Lei scrive:
Ciao cara, mi chiamo Loba, ho 29 anni quasi 30 e vengo da Bologna. Ti scrissi tempo fa per la campagna body shaming, mandai la foto dei miei rotoli di ciccia nella pancia, e tra l’altro ricevetti dalle lettrici e lettori anche commenti per niente tolleranti sulla maglietta con la scritta vegan che indossavo in quel momento – a casa – per lo scatto. A questo proposito ti dico il motivo per cui ti sto scrivendo: ho letto l’articolo sulla ragazza dai capelli azzurri diventata bersaglio di Enzo Mucci o Muzzi (sarebbe Miccio ndb) non so manco come si chiami, quello di quella trasmissione aberrante che è “Ma come ti vesti?!”
Saró breve, quello che secondo me è allucinante di tutta la questione non è avere o meno la disponibilità economica di vestirsi secondo standard estetici approvati da sedicenti esperti di moda.
La questione è che una/o si può e deve vestire come cazzo vuole. Senza sentirsi discriminata/o da borghesi altolocati che hanno fatto della discriminazione e dello shaming la loro – miserissima – esistenza.

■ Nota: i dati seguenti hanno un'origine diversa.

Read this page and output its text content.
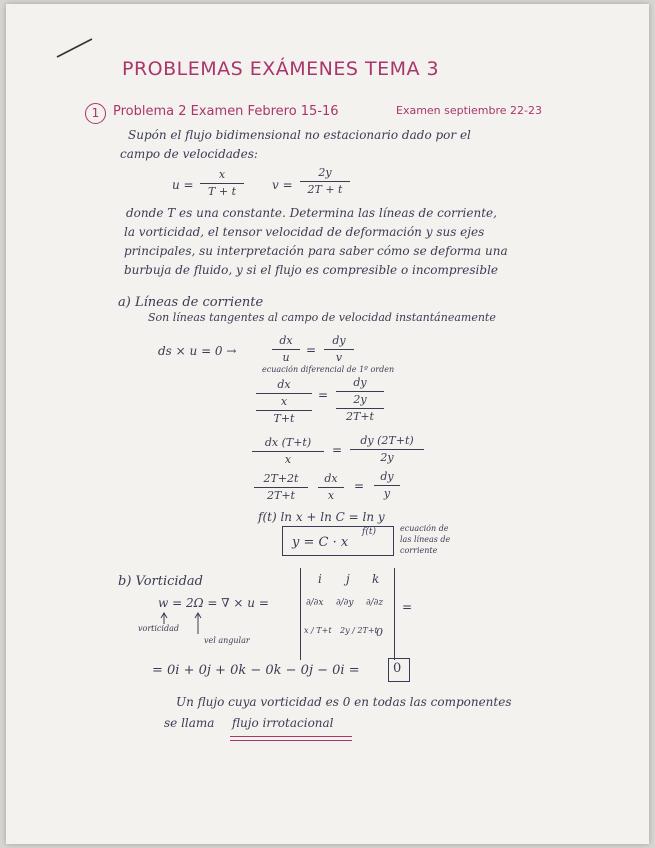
PROBLEMAS EXÁMENES TEMA 3
1	Problema 2 Examen Febrero 15-16	Examen septiembre 22-23
Supón el flujo bidimensional no estacionario dado por el
campo de velocidades:
u =
x
T + t	v =
2y
2T + t
donde T es una constante. Determina las líneas de corriente,
la vorticidad, el tensor velocidad de deformación y sus ejes
principales, su interpretación para saber cómo se deforma una
burbuja de fluido, y si el flujo es compresible o incompresible
a) Líneas de corriente
Son líneas tangentes al campo de velocidad instantáneamente
ds × u = 0 →
dx
u
=
dy
v
ecuación diferencial de 1º orden
dx
x
T+t
=
dy
2y
2T+t
dx (T+t)
x
=
dy (2T+t)
2y
2T+2t
2T+t
dx
x
=
dy
y
f(t) ln x + ln C = ln y
y = C · x
f(t)	ecuación de
las líneas de
corriente
b) Vorticidad
w = 2Ω = ∇ × u =
vorticidad
vel angular
i j k
∂/∂x ∂/∂y ∂/∂z
x / T+t 2y / 2T+t
0
=
= 0i + 0j + 0k − 0k − 0j − 0i =	0
Un flujo cuya vorticidad es 0 en todas las componentes
se llama flujo irrotacional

Sono un medico, non sono ricca, non è quello il punto. Ho la fortuna di arrivare a fine mese, ma questo non vuol dire che debba spendere 300€ in una cazzo di camicia, o borsa, o trampoli per compiacere il patriarca (maschio e femmina) di turno.
Ho i capelli tinti di grigio, li ho avuti viola, rossi, biondi, neri corvino, sono piena di tatuaggi e mi vesto non esattamente come ci si aspetterebbe dai canonici medici fatti in serie. Al liceo ero il bersaglio dei peggiori commenti su come il mio grasso culo del sud non stesse bene nei pantaloni che sceglievo di indossare, o su come mi truccavo o vestivo in generale. Tutto questo perché non rispecchiavo gli standard dei bimbiminchia del momento. Il mio culo mi piace e piace molto anche a chi lo vede vestito o nudo – la mia vita non cambia tra l’altro se a qualcuno non piace – e i bimbiminchia in questione sono finiti in qualche camerino da perfetti modelli a iniettarsi bomboni di anabolizzanti e a sniffare cocaina per cercare di essere all’altezza di quegli stessi standard.
Ma chi l’ha deciso che io sia la vittima di quello che chiamano il “cattivo gusto”? Chi l’ha deciso che a me quel gusto non piaccia? Che debba essere salvata da squallidi sfigati che mi camminano dietro in strada, o che stanno in televisione o da qualsiasi altra parte, che non vedono l’ora di farmi la paternale e di giudicare come vivo la mia vita, attraverso cosa compro o non compro, come spendo o non spendo i miei soldi per vestirmi?
Non li voglio nascondere i miei fianchi, non voglio nascondere il mio grasso culo del sud, non voglio valorizzare un cazzo se non lo decido io, non voglio espormi agli sguardi di papabili compratori. E soprattutto i miei vestiti o il modo in cui mi pongo non sono strumentali alla ipotetica fruibilità della mia immagine verso il “pubblico”.
È veramente possibile che non siamo libere/i di metterci sopra il corpo, che è veramente l’unica cosa che siamo e che ci rimane, qualsiasi cazzo di cosa ci venga in mente di metterci prima di uscire?
E chi sono i Mucci di turno, dall’alto dei loro giudizi altolocati, borghesi e miopi, con derive non troppo velate di autoritarismo, per esercitare potere sui nostri corpi?
I capelli di quella ragazza sono stupendi, povera, ricca o miliardaria che sia. Anzi, se leggerà mai questo post, le chiedo di non scrivere a quella trasmissione di merda, di fare quello che vuole fare non perché glielo dice qualcuno, di rimanere con quei bellissimi capelli azzurri e lo zaino matchato, le auguro di fare il possibile per rimanere come la fa sentire più a suo agio. E non di diventare la cavia di quei tristi esperimenti di moda che non fanno altro che sfornare figure tutte uguali, ingrigite, sbiadite ed espropriate di qualsiasi personalità. Se vuole cambiare look che lo faccia, ma solo perché lo vuole lei e perché lo voleva già fare. Non perché messa a disagio da chiunque.
Concludo dicendo, caro Enzo Mucci o come cazzo ti chiami, non mi avrai mai!